None of the well-known Paine scholars has ever tried to solve such an enigma: How does it happen that the Declaration of Independence corresponds exactly (only the introductory part excluded) to the plan of it laid out in Common Sense. Here is the extract: "Were a manifesto to be published, and dispatched to foreign courts, setting forth (1) the miseries we have endured, (2) and the peaceful methods which we have ineffectually used for redress; (3) declaring at the same time, that not being able any longer to live happily or safely under me cruel disposition of the British court, we had been driven to the necessity of breaking off all connections with her; (4) at the same time assuring all such courts of our peaceful disposition towards them, (5) and of our desire of entering into trade with them. .."[3] Jefferson's Declaration of Independence keeps to Paine's plan in strict sequence. This is an unexplained phenomenon up to the present, and still leaves open whether Paine had a specific role in the drafting.

c) The following is one more specification to the point concerning Paine's input to the cause of Independence. To Vickers' regret, "Paine never had a chance to write his history of American Revolution" (p. 130), and therefore we would never know "what he considered significant about his contribution to the cause of Independence." (p. 131) But Paine did have a clear view of his input to the great cause. In his address "To the Citizens of the United States" in 1805 he clarified the problem: "The independence of America would have added but little to her own happiness, and been of no benefit to the world, if her government had been formed on the corrupt models of the old world. It was the opportunity of beginning the world anew, as it were; and of bringing forward a new system of government in which the rights of all men should be preserved that gave value to independence. The pamphlet Common Sense … embraced both those objects. Mere independence might at some future time, have been effected and established by arms, without principle, but a just system of government could not. In short, it was the principle, at that time, that produced the independence; for until the principle spread itself abroad among the people, independence was not thought of, and America was fighting without an object. Those who know the circumstances of the times I speak of, know this to be true." (Italics-Paine)[4]
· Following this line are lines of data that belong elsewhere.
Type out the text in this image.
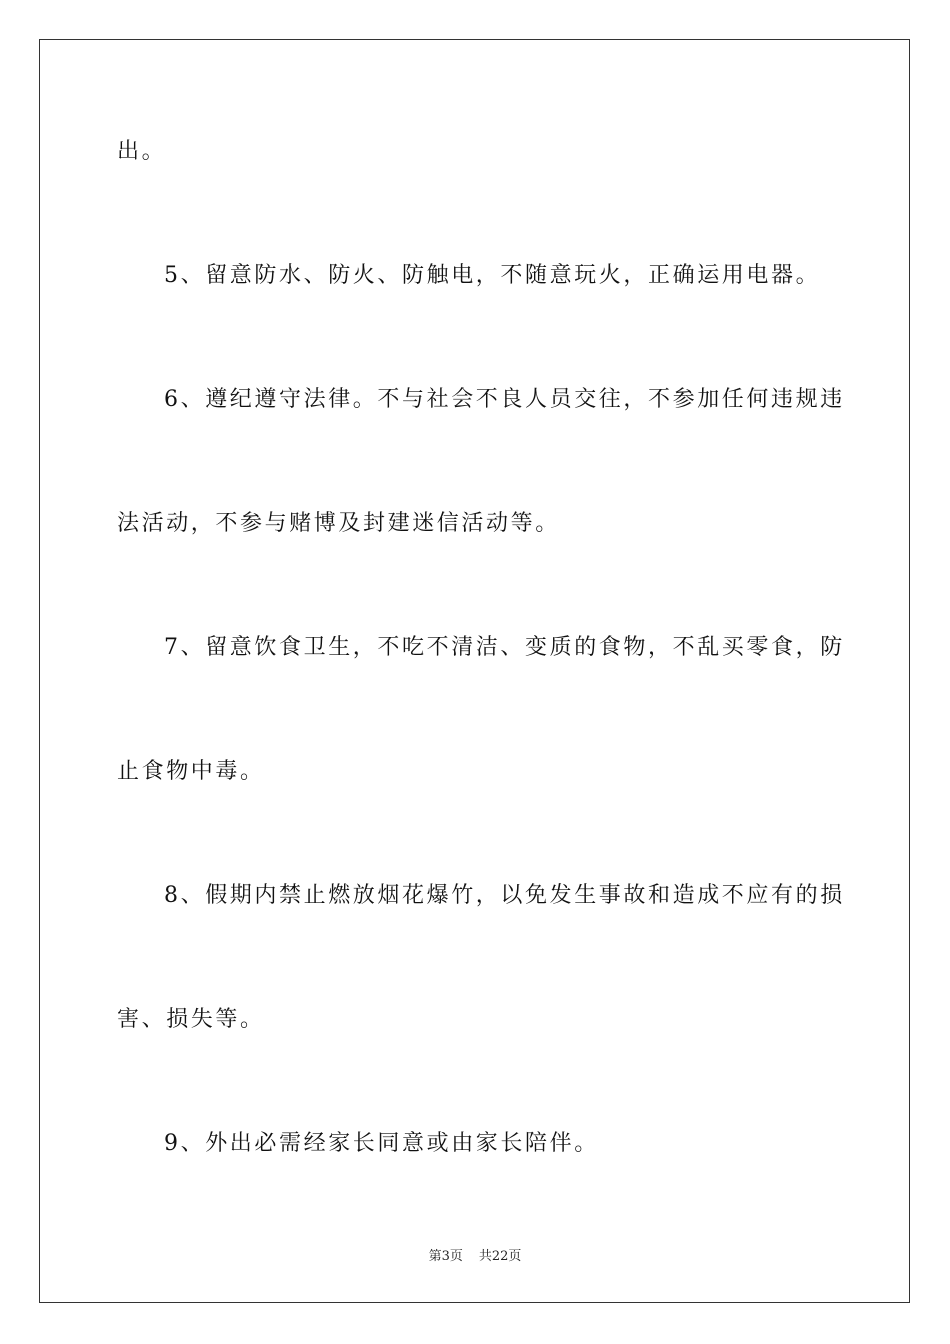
出。
5、留意防水、防火、防触电，不随意玩火，正确运用电器。
6、遵纪遵守法律。不与社会不良人员交往，不参加任何违规违
法活动，不参与赌博及封建迷信活动等。
7、留意饮食卫生，不吃不清洁、变质的食物，不乱买零食，防
止食物中毒。
8、假期内禁止燃放烟花爆竹，以免发生事故和造成不应有的损
害、损失等。
9、外出必需经家长同意或由家长陪伴。
第3页 共22页
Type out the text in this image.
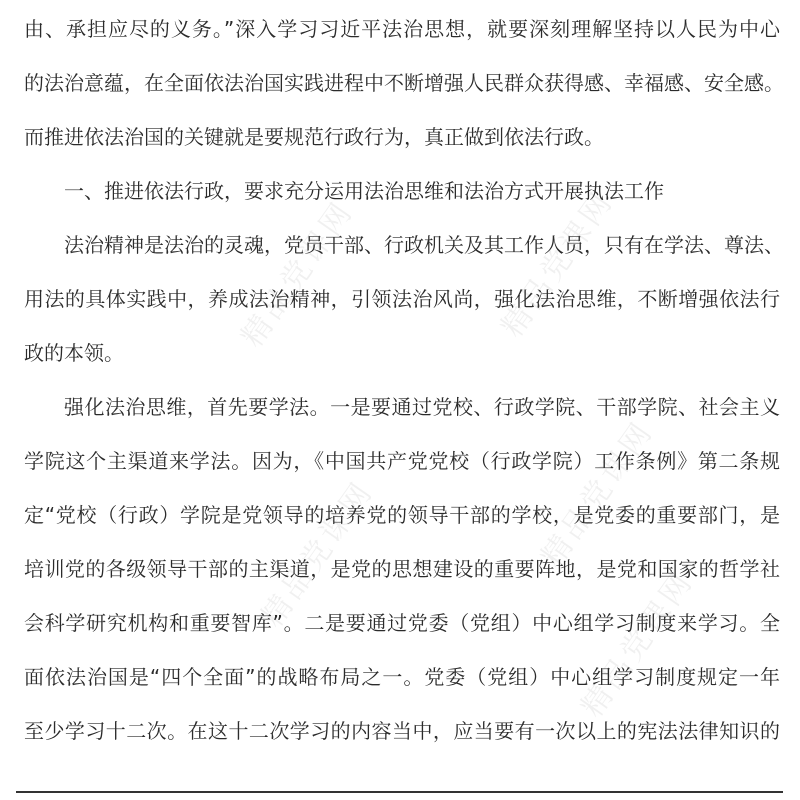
精品党课网	精品党课网
精品党课网	精品党课网
精品党课网
由、承担应尽的义务。”深入学习习近平法治思想，就要深刻理解坚持以人民为中心
的法治意蕴，在全面依法治国实践进程中不断增强人民群众获得感、幸福感、安全感。
而推进依法治国的关键就是要规范行政行为，真正做到依法行政。
一、推进依法行政，要求充分运用法治思维和法治方式开展执法工作
法治精神是法治的灵魂，党员干部、行政机关及其工作人员，只有在学法、尊法、
用法的具体实践中，养成法治精神，引领法治风尚，强化法治思维，不断增强依法行
政的本领。
强化法治思维，首先要学法。一是要通过党校、行政学院、干部学院、社会主义
学院这个主渠道来学法。因为，《中国共产党党校（行政学院）工作条例》第二条规
定“党校（行政）学院是党领导的培养党的领导干部的学校，是党委的重要部门，是
培训党的各级领导干部的主渠道，是党的思想建设的重要阵地，是党和国家的哲学社
会科学研究机构和重要智库”。二是要通过党委（党组）中心组学习制度来学习。全
面依法治国是“四个全面”的战略布局之一。党委（党组）中心组学习制度规定一年
至少学习十二次。在这十二次学习的内容当中，应当要有一次以上的宪法法律知识的
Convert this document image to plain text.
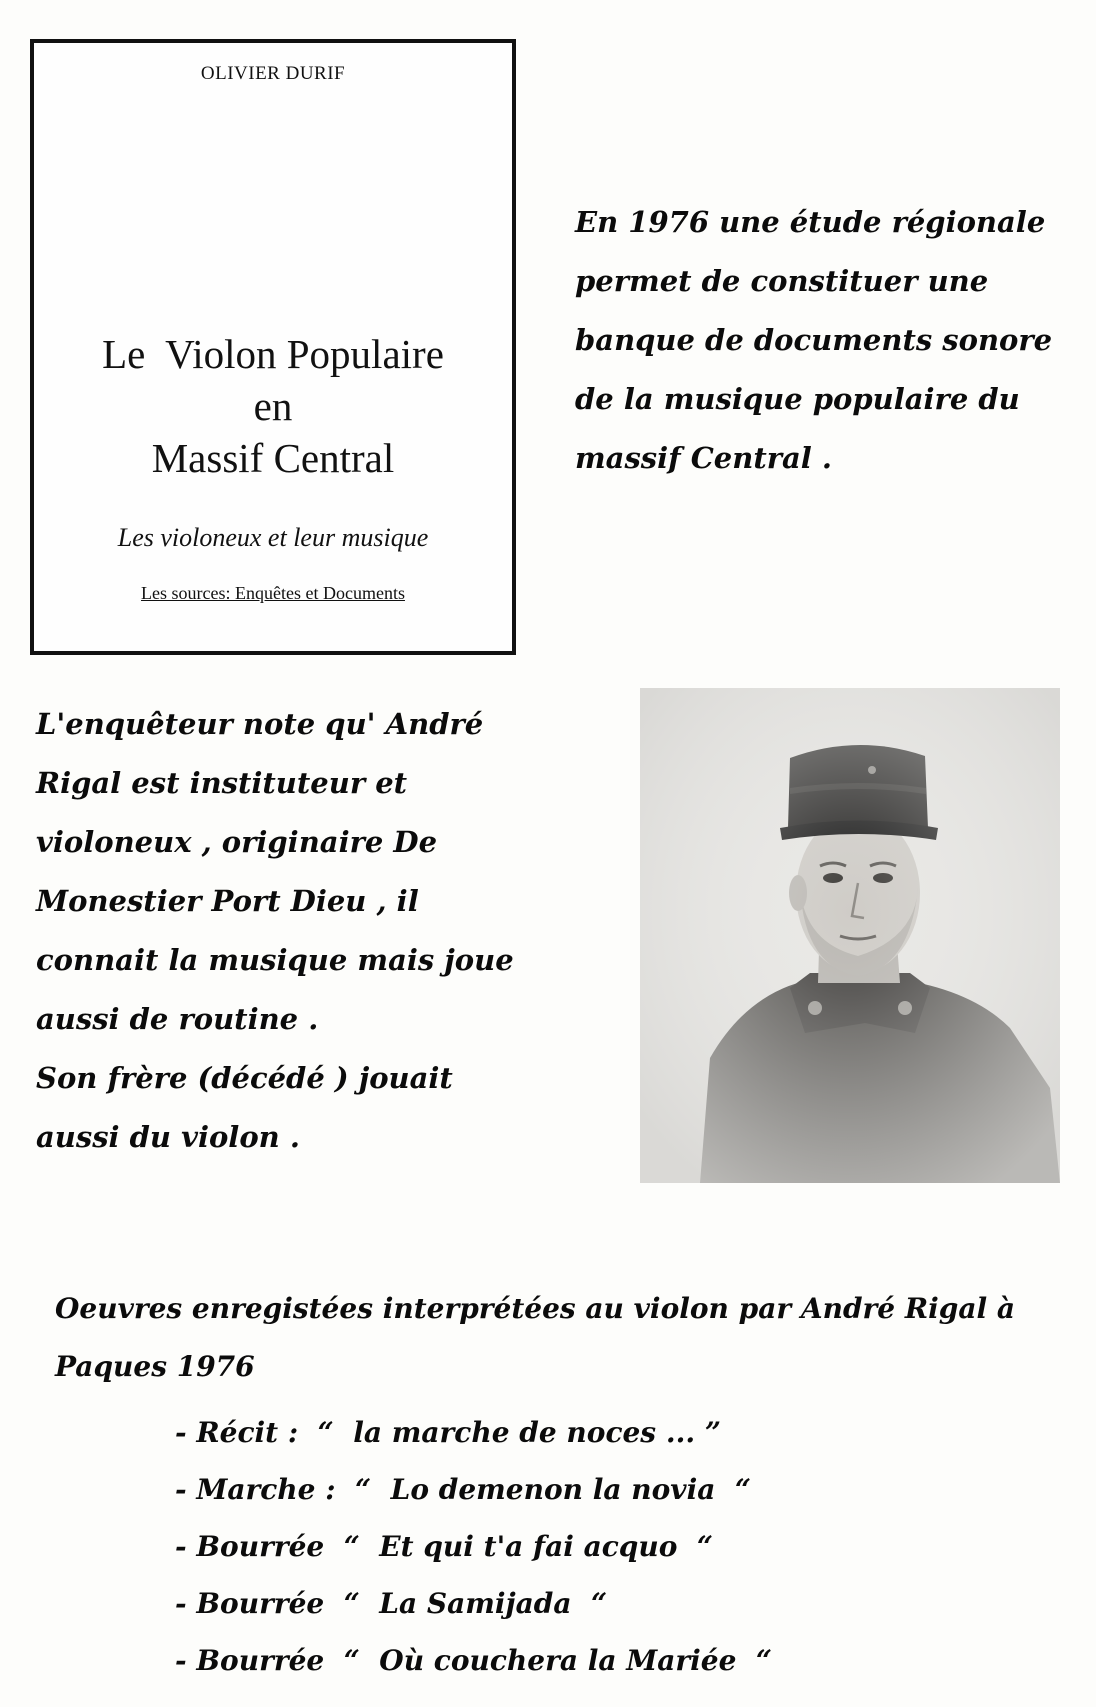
OLIVIER DURIF
Le  Violon Populaire
en
Massif Central
Les violoneux et leur musique
Les sources: Enquêtes et Documents

En 1976 une étude régionale

permet de constituer une

banque de documents sonore

de la musique populaire du

massif Central .

L'enquêteur note qu' André

Rigal est instituteur et

violoneux , originaire De

Monestier Port Dieu , il

connait la musique mais joue

aussi de routine .

Son frère (décédé ) jouait

aussi du violon .

Oeuvres enregistées interprétées au violon par André Rigal à

Paques 1976

- Récit :  “  la marche de noces ... ”
- Marche :  “  Lo demenon la novia  “
- Bourrée  “  Et qui t'a fai acquo  “
- Bourrée  “  La Samijada  “
- Bourrée  “  Où couchera la Mariée  “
Here Paine formulates the "principle" that makes the core of modern democracies: "a new system of government in which the rights of all men should be preserved" and proclaims himself the forerunner of the "system" that begins "the world anew." In my opinion, this extract is of great importance and deserves more attention of historians and Paine scholars.


Conclusion


Vickers' book is that of a genuine historian. Through her painstaking analysis of Paine's life, works and the voluminous literature on the subject in the broad interdisciplinary context, the pivot of Paine's mentality has been distinguished, his intellectual personality is adequately presented.

Her book stands out for its depth, originality, academic preciseness. As she puts it, her study is "an attempt to finally bring closure to the way studies of Paine had proceeded in the past in order to encourage a more accurate, interdisciplinary approach in the future. Hopefully new avenues of Paine's role in history may be explored as the old questions need no longer occupy scholars' attention." (p. 129) I agree with the author. The first intellectual biography of Thomas Paine by a talented young historian Vikki J. Vickers is an evident success.


NOTES AND REFERENCES

  1. See: Vickers. pp. 68, 155-156. where she writes that recent evidence has been reported by Australian researcher. Hazel Burgess, that Paine had a daughter Sarah who died on September 12, 1761; she was nine months old. (Thetford Magazine, 22: 15. Summer 2000)
  2. My remark concerns the section "Montly Intelligence" of The Pennsylvania Magazine that still remained a political one even after Paine left his job as a contributing editor in September 1775.
  3. Th. Paine, The Complete Writings of Thomas Paine, edited by Philip S. Foner, 1969, New York: Citadel Press, I: 39
  4. Th. Paine, "To the Citizens of the United States," Leter VIII, June 5, 1805; In: P. Foner, The Complete Writings, 1969, II:956.